FHA Refinancing – FHA Loans – FHA Purchase – FHA Home Loans
Over the past week, Congress has taken quick action and passed H.R. 5981. The bill gives FHA the authority to adjust its annual mortgage insurance premium, yielding approximately $300 million per month in value to the FHA Mutual Mortgage Insurance Fund at a time when its reserves are perilously low. This will affect loans originated after September 7. Typically, any case numbers issued prior to Sept 7, would fall under current rules and case numbers issued on or after Sept 7 would use the new rules.

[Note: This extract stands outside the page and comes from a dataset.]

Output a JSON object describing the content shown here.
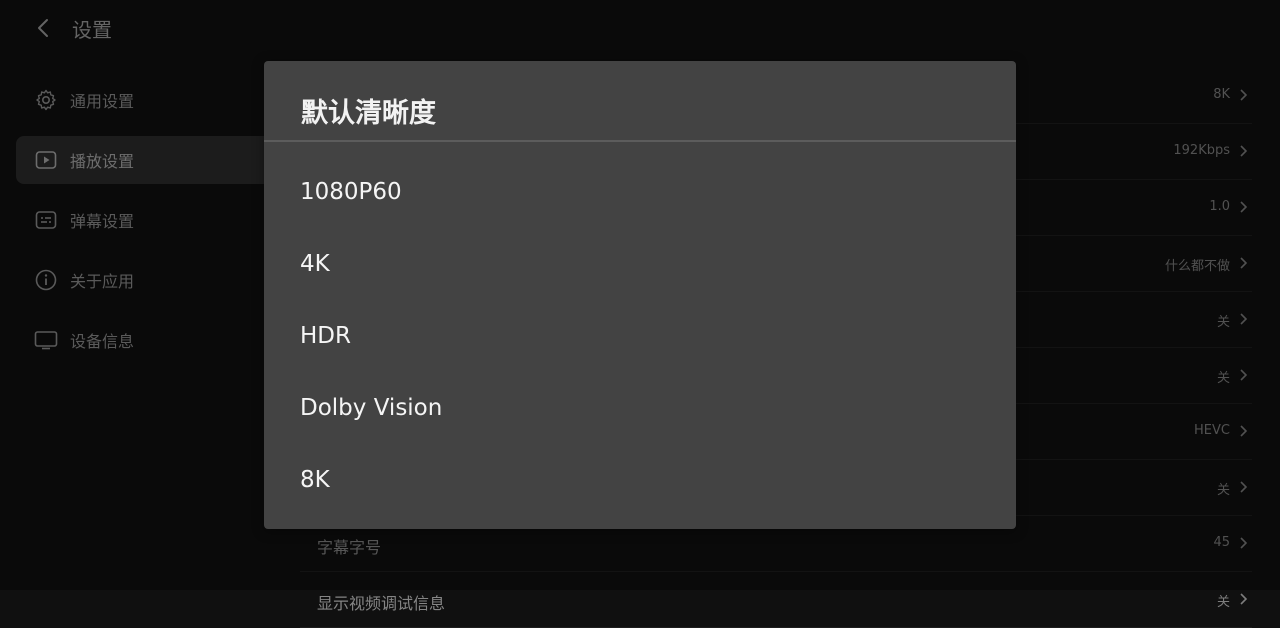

Once President Obama signs the bill, the UFMIP would drop from 2.25% to 1%. The maximum monthly MI on a loan above 95% would increase from .55% to 1.55%, but the target annual premium per below is .90%. In other words, they could charge as much as 1.55%, but most likely will be at .90% initially.
EXAMPLE
$100,000 loan amount
Current FHA New FHA
UFMIP $2250 UFMIP $1000
Monthly MI $45.83 Monthly MI $75 (.90%)
$129 (1.55%)
Although the reduction in the UFMIP should help reduce the number of loans affected by the high cost calculation, the increase in the monthly MI will affect qualifying and will cost the borrower more over time. If you are in the market to refinance, apply now before the change is made.
With this authority, FHA is in a better position to address the increased demands of the marketplace and return the MMI fund to congressionally mandated levels without disruption to the housing market.